Monday, May 6, 2019


Acute Bronchitis 

Written by Judith Ose RN, BSN, MSNc and Nwachukwu Nkechi RN, BSN, MSNc, Edited by Shirley Comer 

In general, Acute Bronchitis is a viral infection whose predominant symptom is a cough which can last up to three weeks (Hart, 2014, p. 34). Moreover, this viral infection can present like a mild cold. In addition, an individual with acute bronchitis can also present with wheezing, especially if there is an underlying disease process of asthma (Hart, 2014, p. 34).

            Antibiotics are usually not needed in the treatment of acute bronchitis unless cases of high fever, high pulse rate, and respiration are involved.

Risk factors of acute bronchitis
  • Close contact with someone who has a cold or acute bronchitis
  • Failure to get age-appropriate immunizations
  • Exposure to tobacco smoke, fumes, dust, and air pollution
Diagnostic criteria and treatments. 
History is one of the main steps in diagnosing acute bronchitis. The following symptoms may help in the diagnosis of acute bronchitis; CBC with differential, procalcitonin to rule out a bacterial infection, blood culture if bacterial is highly suspected, chest x-ray in elderly patients or if physical findings are suggestive of pneumonia.

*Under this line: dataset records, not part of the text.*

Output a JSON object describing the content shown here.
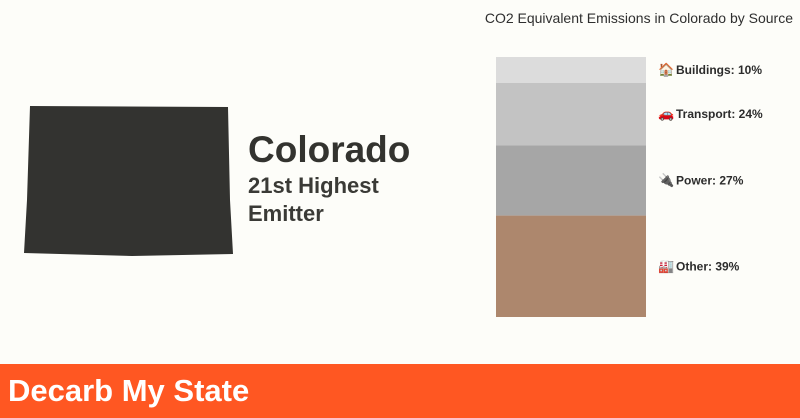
{
  "state": {
    "name": "Colorado",
    "rank_text": "21st Highest Emitter",
    "map_color": "#333330"
  },
  "chart_title": "CO2 Equivalent Emissions in Colorado by Source",
  "chart_data": {
    "type": "bar",
    "stacked": true,
    "title": "CO2 Equivalent Emissions in Colorado by Source",
    "unit": "%",
    "ylim": [
      0,
      100
    ],
    "grid": false,
    "legend": "none",
    "segments": [
      {
        "name": "Buildings",
        "label": "Buildings: 10%",
        "icon": "house-icon",
        "icon_glyph": "🏠",
        "value": 10,
        "color": "#dcdcdc"
      },
      {
        "name": "Transport",
        "label": "Transport: 24%",
        "icon": "car-icon",
        "icon_glyph": "🚗",
        "value": 24,
        "color": "#c3c3c3"
      },
      {
        "name": "Power",
        "label": "Power: 27%",
        "icon": "plug-icon",
        "icon_glyph": "🔌",
        "value": 27,
        "color": "#a6a6a6"
      },
      {
        "name": "Other",
        "label": "Other: 39%",
        "icon": "factory-icon",
        "icon_glyph": "🏭",
        "value": 39,
        "color": "#ad876d"
      }
    ]
  },
  "footer": {
    "title": "Decarb My State",
    "color": "#ff5722"
  }
}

The most debilitating complication of this disease process is the actual cough and therefore the treatment focuses primarily on suppressing the cough The treatments for acute bronchitis include Dextromethorphan 20 mg PO, q4hrs or 60 mg extended-release liquid BID for the cough, inhaled bronchodilator albuterol 2.5 mg TID/QID by nebulizer, for wheezing, and Benzonatate  200mg and Guaifenesin 600mg PO q6hrs, for the mucus production (Hart, 2014, p.36). 

References 

Hart, A. (2014). Evidence-based diagnosis and management of  acute bronchitis. The Nurse Practitioner 39(9), 35-36 doi: 10.1097/01.NPR. 0000452978.99676.2b

Kinkade, S., & Long, N. (2016). Acute bronchitis. American Family Physician94(7), 560-565. Retrieved from https://www.aafp.org/afp/2016/1001/p560.pdf

Fayyaz, J. (2018). Bronchitis essential practice, background, pathophysiology. Retrieved from: https://emedicine.medscape.com/article/297108-overview   

Knutson, D., Braun, C. (2015). American family physician. Diagnosis and management of acute bronchitis retrieved from:  https://www.aafp.org/afp/2002/05/15/p2039.html           



Gout
By Kimberly Lopez RN, BSN, MSNc 
and Mia Watkins RN, BSN, MSNc
Edited by Shirley Comer

Gout is a type of arthritis that predominately affect older males, but can affect women too.  It is more common in African Americans (5%) than whites (4%) (ncbi.nlm.nih.gov).  It is caused by a build-up of uric acid in the blood; which comes from ingesting purine-rich foods and drinks such as red meat, seafood, fish, poultry, bacon, organ meats, alcohol, and chocolates (arthritis.org).  Someone affected by gout should limit their intake, if not abstain, from these foods and drinks to keep flare ups at bay. 
Risk factors for developing gout are: 1. excessive daily use of purine diet; 2. excessive alcohol usage; 3. male gender; 4. obesity; 5. hereditary; and 5. being African American.
Diagnosis is made based on symptoms, which may include, inflamed joint, (particularly the big toe), pain, and tenderness to attached limb; elevated uric acid in the blood, and synovial fluid analysis.  However, the symptoms of gout are not always obvious.  For example, a person may present with pain in the joints, but no inflammation.  The key is to look at the bigger picture, i.e. diet, lifestyle, history, and risk factors, before making a diagnosis. Aspiration and examination of synovial fluid and blood test for uric acid are done to confirm the diagnosis of gout. 
Treatment for gout includes limited purine diet, NSAIDs, and the prescription drug, colchicine.  Patients should also maintaining adequate fluid intake, reduce alcohol intake, and lose weight if obese.

References
Singh, J. A. (2013, February). Racial and gender disparities among patients with gout. Retrieved April 15, 2019, from https://www.ncbi.nlm.nih.gov/pmc/articles/PMC3545402/
Dunphy, L., Winland-Brown, & J., Porter, B.O. (2015). Endocrine and metabolic problems. Primary Care: The Art and Science of Advanced Practice Nursing. Zycowicz, M., South, T., Martin-Plank, L., & Dunphy, L. (Eds.). (4th ed., pp. 840-919). Publisher: F.A. Davis Company.
Perry, G, Castellani, R., Moreira, P., Lee, H., Zhu, X., and Smith, M. (2008). Pathology’s new role: Defining disease process and protective response. International Journal of Clinic & Experimental Pathology. 1(1):1- 4.